I am not a defender of James Comey, who has just been fired from his position as FBI Director by Donald Trump. Personally, I think Comey should have resigned (or been fired) months ago.
Comey's announcement just 10 days before the 2016 election that he was re-opening the investigation into Hillary Clinton's e-mails inferred that there was something nefarious regarding her e-mails -- and definitely affected the election's outcome. Of course, that turned out to be false (as he would have known if he had just done a perfunctory reading of those e-mails (which were from Huma Abedin -- not Hillary Clinton).
That announcement showed that either Comes used his government position to intentionally affect the presidential election (which would be a violation of federal law), or he exhibited gross incompetence. Either way, he was not worthy of leading this nation's top law enforcement agency.
Trump says he fired Comey because he was not doing a good job (i.e., was incompetent). But that was clearly evident several months ago. If that was the real reason, then Comes should have been fired in January or February.
Trump's firing of Comes at this time, when the investigation into Trump's ties to Russian officials during the 2016 campaign was picking up momentum, stinks to high heaven. It smells a lot like Richard Nixon's firing of special prosecutor Archibald Cox, which was just an effort to block the investigation into Nixon's misdeeds. And indeed, Nixon's action was later included in the articles of impeachment passed by the House of Representatives.
Is Trump pulling a "Nixon" here? Is the firing of Comey an attempting to obstruct the Russia investigation? It certainly looks like that. If the FBI investigation now fizzles out, how are we to know whether there was nothing to be found or his new FBI director was picked to kill the investigation? We can't know, and the perception will be bad for Trump.
There is only one way to insure that a fair and impartial investigation is now conducted. A bipartisan special prosecutor must be appointed (something that was already supported by a huge majority of Americans).
Here is Dan Rather's take on the situation:
Future generations may mark today as one of the truly dark days in American history, a history that may soon take an even more ominous turn.
President Trump's sudden firing of FBI Director James Comey is a matter that should deeply concern every American, regardless of party, partisan politics or ideological leanings.
The independence of our law enforcement is at the bedrock of our democracy.

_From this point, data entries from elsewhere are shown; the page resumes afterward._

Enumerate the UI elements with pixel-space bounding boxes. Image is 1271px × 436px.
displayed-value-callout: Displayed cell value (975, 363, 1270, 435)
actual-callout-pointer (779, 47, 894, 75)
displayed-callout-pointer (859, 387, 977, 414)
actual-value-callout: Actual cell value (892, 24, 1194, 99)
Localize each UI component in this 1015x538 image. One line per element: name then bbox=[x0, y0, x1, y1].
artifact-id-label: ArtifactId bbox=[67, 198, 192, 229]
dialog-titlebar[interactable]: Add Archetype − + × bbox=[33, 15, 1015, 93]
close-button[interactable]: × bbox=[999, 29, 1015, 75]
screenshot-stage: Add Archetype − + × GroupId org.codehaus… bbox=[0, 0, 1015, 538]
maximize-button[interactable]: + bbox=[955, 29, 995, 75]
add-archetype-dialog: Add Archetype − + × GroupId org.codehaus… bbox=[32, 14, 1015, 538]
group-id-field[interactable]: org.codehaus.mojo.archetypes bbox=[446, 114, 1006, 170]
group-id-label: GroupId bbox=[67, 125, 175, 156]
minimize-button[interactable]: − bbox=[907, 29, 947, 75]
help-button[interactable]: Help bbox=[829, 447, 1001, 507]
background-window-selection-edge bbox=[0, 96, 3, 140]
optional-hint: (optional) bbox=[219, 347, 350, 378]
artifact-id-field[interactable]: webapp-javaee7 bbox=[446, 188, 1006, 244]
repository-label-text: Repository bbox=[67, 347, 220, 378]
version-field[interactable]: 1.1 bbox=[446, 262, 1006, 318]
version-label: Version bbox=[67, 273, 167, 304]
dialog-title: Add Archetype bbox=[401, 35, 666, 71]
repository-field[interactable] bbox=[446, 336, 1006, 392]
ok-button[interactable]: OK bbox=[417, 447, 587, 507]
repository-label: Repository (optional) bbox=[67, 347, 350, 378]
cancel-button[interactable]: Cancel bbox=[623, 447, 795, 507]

That independance, already grievously shaken under the brief tenure of Attorney General Jeff Sessions, is now shattered by uncertainty.
The firing of an FBI Director is always a very serious matter in normal times. But these times aren't normal. Far from it. The Bureau is engaged in one of the most important and perilous investigations of this or any other presidency—the investigation of connections between the Trump election campaign and the Russian government.
The questions mount and the shadow grows darker. What were those connections? What did Mr. Trump know about them and when did he know it? How can the President explain the serious allegations against his former National Security Advisor Michael Flynn? And what is President Trump hiding in this regard? It’s imperative that the nation—We The People—get answers to those questions. It will take time, but the process must start now.
A politicized FBI is the last thing we need as we struggle through the maze of lies, concealment and ever-deepening mysteries. The last time a President fired prosecutors who were investigating him was Richard Nixon during the widespread criminal conspiracy known for short as “Watergate.” We all know how that turned out. In real ways, this potential scandal and coverup are much graver. We are talking about the very security of the United States and the sanctity of our republic.
Thomas Paine famously wrote in 1776: "These are the times that try men's souls. The summer soldier and the sunshine patriot will, in this crisis, shrink from the service of their country; but he that stands by it now, deserves the love and thanks of man and woman. Tyranny, like hell, is not easily conquered; yet we have this consolation with us, that the harder the conflict, the more glorious the triumph. "
I see this as having the potential for a similar reflection point in our American story. If there is a cover up, if our nation is at the risk that has certainly been more than suggested, it is incumbent upon everyone who claims to love this nation to demand answers.
We need a special prosecutor. We need an independent investigation. There is, obviously, much we don’t know about what has just happened, why it happened and why now. Just as obviously there is much more, so much more that we need know. We need to damn the lies and expose the truth.